U.S. Central Command’s website launches a new blog — woo, let’s party like it’s 2005* – complete with an introductory post penned by its commanding general, David Petraeus. It’s a straight-forward welcome-to-the-blog here’s-what-t0-expect post, and there’s nothing wrong with that. But now that the general is contesting my battlespace, I feel compelled to offer a few friendly lessons learned.
- Actually engage people. “This blog is for you, and we hope you will take a moment to join the conversation,” Petraeus writes. And that’s just the right spirit! Now it’s time to make it meaningful. Delve down into the comment threads to address the concerns, criticisms and questions that people will pose to you as a public figure. Remember, they’re going to take you up on your “join the conversation” challenge, and so they’ll expect a reasonable degree of interactivity. You’ll be able to tell really quickly who’s being genuine and who’s trolling — that is, being deliberately and unconstructively provocative.
- Actually write what goes under your name. A corollary of the first point. It’s always disheartening to learn that people pawn their blogging chores off on faceless assistants — I won’t name names — when the stated virtue of the medium is interactivity. View your time engaging with your readers as an investment for their support in your endeavors. Your colleague Adm. James Stavridis once made a point of remarking how he personally responds to messages left on his Facebook wall. If you don’t have the time, just post less. Being genuine is more important than being prolific.
- **Actually engage the debate. **If people want to read CENTCOM press releases, they can sign up to have them emailed or subscribe to the RSS feed. (I do!) So if the blog is going to be worth everyone’s time, don’t just make it a repository for your talking points.

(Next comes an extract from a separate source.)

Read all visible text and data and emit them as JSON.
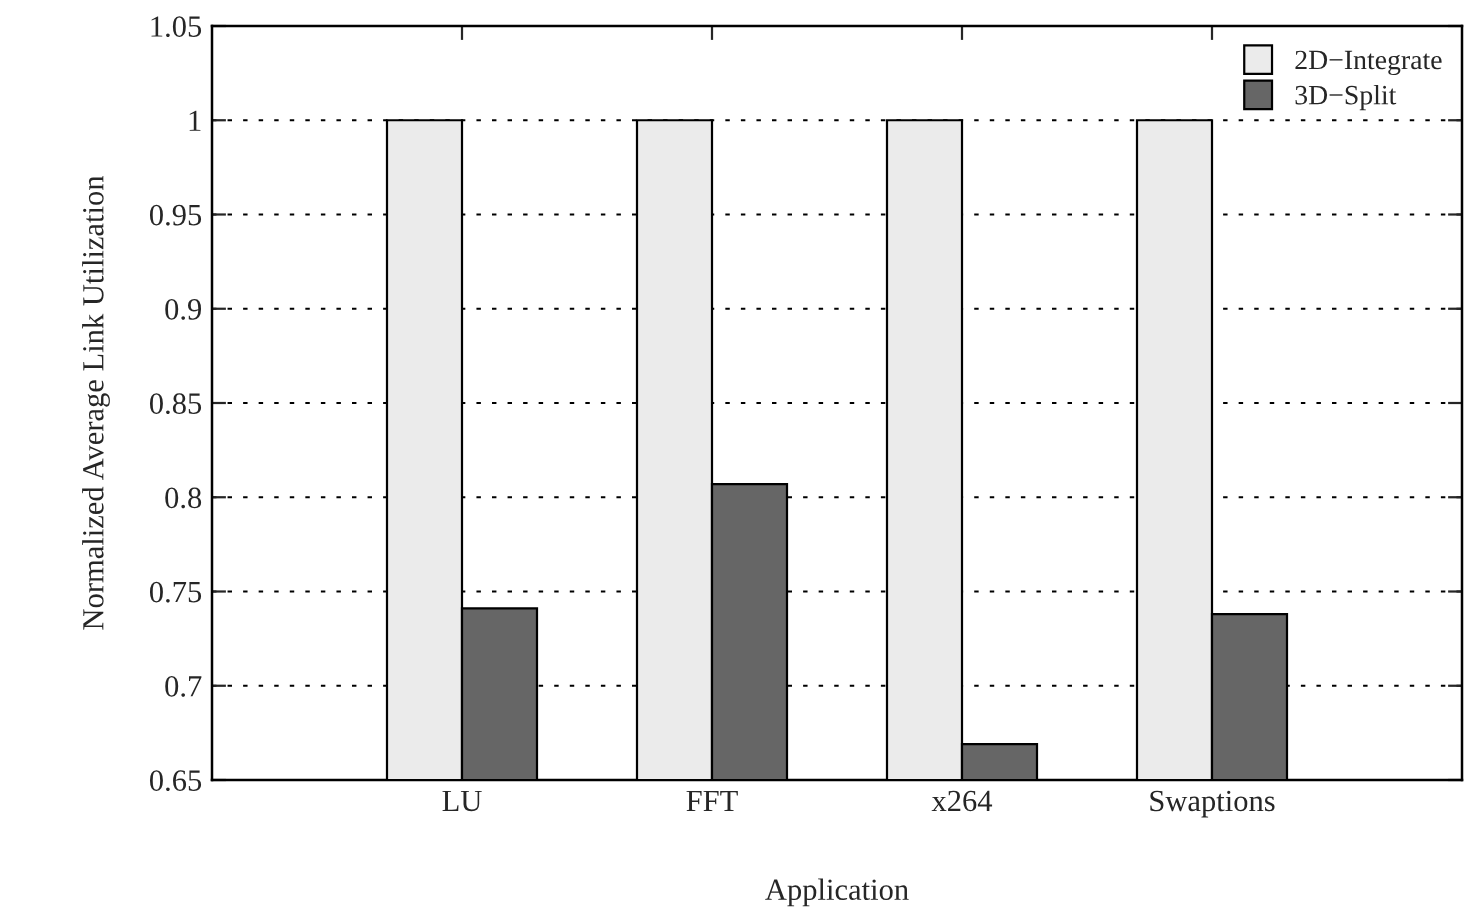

You have a platform for making your case on the issues you face, and that means you can be parochial, but no one’s going to respond to your posts if they exist in a vacuum. Did you read something interesting in the paper or on Small Wars Journal or Abu Muqawama or Wings Over Iraq? Sure you did. Why not tie what you’ve got to say to that ongoing conversation? Remember: Just noting something exists by writing “This is interesting” isn’t the same thing as engaging the debate. (Twitter is good for the first task, blogging is good for the second.)
I recognize that this is really hard for someone whose every utterance is scrutinized by people trying to discern A Hidden Meaning for U.S. strategy. But as a wise man once said, hard is not hopeless.
*I know, I know, no other regional command’s website is being this interactive. But in the blogosphere, snark is just how we say hello.